Buckthorns are a sizeable family including redberry, coffeeberry and several types of buckthorn, such as Italian or cutleaf. Pruning is recommended to shape the trees or shrubs, and otherwise isn’t absolutely necessary. Pruning should generally be done during the tree’s dormant stage, to reduce trauma and injury, and encourage future growth. Hedge buckthorns may be trimmed more often.

Choose the right time to prune. This depends on your local climate, but should be between late fall and early spring. It’s often easier to prune after winter sets in, for ease of shaping and cleanup, but it can be done any time after the tree has gone dormant for the winter. Southern tree owners often prune in early spring to stimulate early growth.

Use sharp garden shears, to reduce tearing and shredding of the plant. Electric trimmers can be used on hedges, but result in more breakage than hand shears do. Cut away any dead or diseased wood, and for trees, cut to shape as desired. For hedges, cut shorter than desired; as much as a foot down for young hedges. Keep in mind that often, where you cut will be the site of new growth.

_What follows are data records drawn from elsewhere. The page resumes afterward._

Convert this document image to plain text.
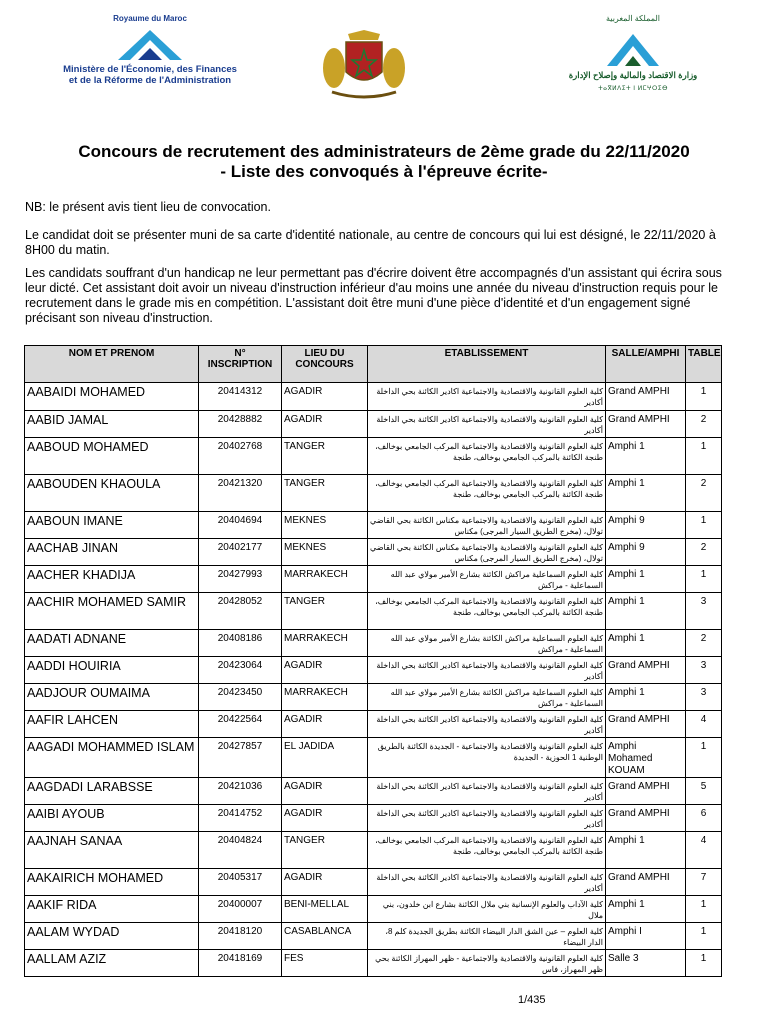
Royaume du Maroc
Ministère de l'Économie, des Finances
et de la Réforme de l'Administration
المملكة المغربية
وزارة الاقتصاد والمالية وإصلاح الإدارة
ⵜⴰⴳⵍⴷⵉⵜ ⵏ ⵍⵎⵖⵔⵉⴱ
Concours de recrutement des administrateurs de 2ème grade du 22/11/2020
- Liste des convoqués à l'épreuve écrite-
NB: le présent avis tient lieu de convocation.
Le candidat doit se présenter muni de sa carte d'identité nationale, au centre de concours qui lui est désigné, le 22/11/2020 à 8H00 du matin.
Les candidats souffrant d'un handicap ne leur permettant pas d'écrire doivent être accompagnés d'un assistant qui écrira sous leur dicté. Cet assistant doit avoir un niveau d'instruction inférieur d'au moins une année du niveau d'instruction requis pour le recrutement dans le grade mis en compétition. L'assistant doit être muni d'une pièce d'identité et d'un engagement signé précisant son niveau d'instruction.
NOM ET PRENOM	N° INSCRIPTION	LIEU DU CONCOURS	ETABLISSEMENT	SALLE/AMPHI	TABLE
AABAIDI MOHAMED	20414312	AGADIR	كلية العلوم القانونية والاقتصادية والاجتماعية اكادير الكائنة بحي الداخلة أكادير	Grand AMPHI	1
AABID JAMAL	20428882	AGADIR	كلية العلوم القانونية والاقتصادية والاجتماعية اكادير الكائنة بحي الداخلة أكادير	Grand AMPHI	2
AABOUD MOHAMED	20402768	TANGER	كلية العلوم القانونية والاقتصادية والاجتماعية المركب الجامعي بوخالف، طنجة الكائنة بالمركب الجامعي بوخالف، طنجة	Amphi 1	1
AABOUDEN KHAOULA	20421320	TANGER	كلية العلوم القانونية والاقتصادية والاجتماعية المركب الجامعي بوخالف، طنجة الكائنة بالمركب الجامعي بوخالف، طنجة	Amphi 1	2
AABOUN IMANE	20404694	MEKNES	كلية العلوم القانونية والاقتصادية والاجتماعية مكناس الكائنة بحي القاضي تولال، (مخرج الطريق السيار المرجى) مكناس	Amphi 9	1
AACHAB JINAN	20402177	MEKNES	كلية العلوم القانونية والاقتصادية والاجتماعية مكناس الكائنة بحي القاضي تولال، (مخرج الطريق السيار المرجى) مكناس	Amphi 9	2
AACHER KHADIJA	20427993	MARRAKECH	كلية العلوم السماعلية مراكش الكائنة بشارع الأمير مولاي عبد الله السماعلية - مراكش	Amphi 1	1
AACHIR MOHAMED SAMIR	20428052	TANGER	كلية العلوم القانونية والاقتصادية والاجتماعية المركب الجامعي بوخالف، طنجة الكائنة بالمركب الجامعي بوخالف، طنجة	Amphi 1	3
AADATI ADNANE	20408186	MARRAKECH	كلية العلوم السماعلية مراكش الكائنة بشارع الأمير مولاي عبد الله السماعلية - مراكش	Amphi 1	2
AADDI HOUIRIA	20423064	AGADIR	كلية العلوم القانونية والاقتصادية والاجتماعية اكادير الكائنة بحي الداخلة أكادير	Grand AMPHI	3
AADJOUR OUMAIMA	20423450	MARRAKECH	كلية العلوم السماعلية مراكش الكائنة بشارع الأمير مولاي عبد الله السماعلية - مراكش	Amphi 1	3
AAFIR LAHCEN	20422564	AGADIR	كلية العلوم القانونية والاقتصادية والاجتماعية اكادير الكائنة بحي الداخلة أكادير	Grand AMPHI	4
AAGADI MOHAMMED ISLAM	20427857	EL JADIDA	كلية العلوم القانونية والاقتصادية والاجتماعية - الجديدة الكائنة بالطريق الوطنية 1 الحوزية - الجديدة	Amphi Mohamed KOUAM	1
AAGDADI LARABSSE	20421036	AGADIR	كلية العلوم القانونية والاقتصادية والاجتماعية اكادير الكائنة بحي الداخلة أكادير	Grand AMPHI	5
AAIBI AYOUB	20414752	AGADIR	كلية العلوم القانونية والاقتصادية والاجتماعية اكادير الكائنة بحي الداخلة أكادير	Grand AMPHI	6
AAJNAH SANAA	20404824	TANGER	كلية العلوم القانونية والاقتصادية والاجتماعية المركب الجامعي بوخالف، طنجة الكائنة بالمركب الجامعي بوخالف، طنجة	Amphi 1	4
AAKAIRICH MOHAMED	20405317	AGADIR	كلية العلوم القانونية والاقتصادية والاجتماعية اكادير الكائنة بحي الداخلة أكادير	Grand AMPHI	7
AAKIF RIDA	20400007	BENI-MELLAL	كلية الآداب والعلوم الإنسانية بني ملال الكائنة بشارع ابن خلدون، بني ملال	Amphi 1	1
AALAM WYDAD	20418120	CASABLANCA	كلية العلوم – عين الشق الدار البيضاء الكائنة بطريق الجديدة كلم 8، الدار البيضاء	Amphi I	1
AALLAM AZIZ	20418169	FES	كلية العلوم القانونية والاقتصادية والاجتماعية - ظهر المهراز الكائنة بحي ظهر المهراز، فاس	Salle 3	1
1/435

There is an additional step for columnar buckthorn; to maintain upward shape and growth, prune out about one-third of the oldest and thickest branches at the base. Choose random branches, but spread them out evenly around the circumference of the tree so as not to make it lopsided. Use a pruning saw for large branches.

If you are pruning a buckthorn hedge, consult your local agriculture extension agency. Some varieties of buckthorn are considered invasive in some areas. They may ask that you keep your buckthorn pruned regularly so as to eliminate flowers and berries that will cause the plant to spread throughout your neighborhood. If you want to keep the buckthorn from reproducing, prune every three to four weeks.

You also can do minor pruning of buckthorn trees and hedges periodically throughout the summer growing season, to maintain shape and size if desired. Use the same pruning method, but cut less, just trimming unwieldy growth where needed.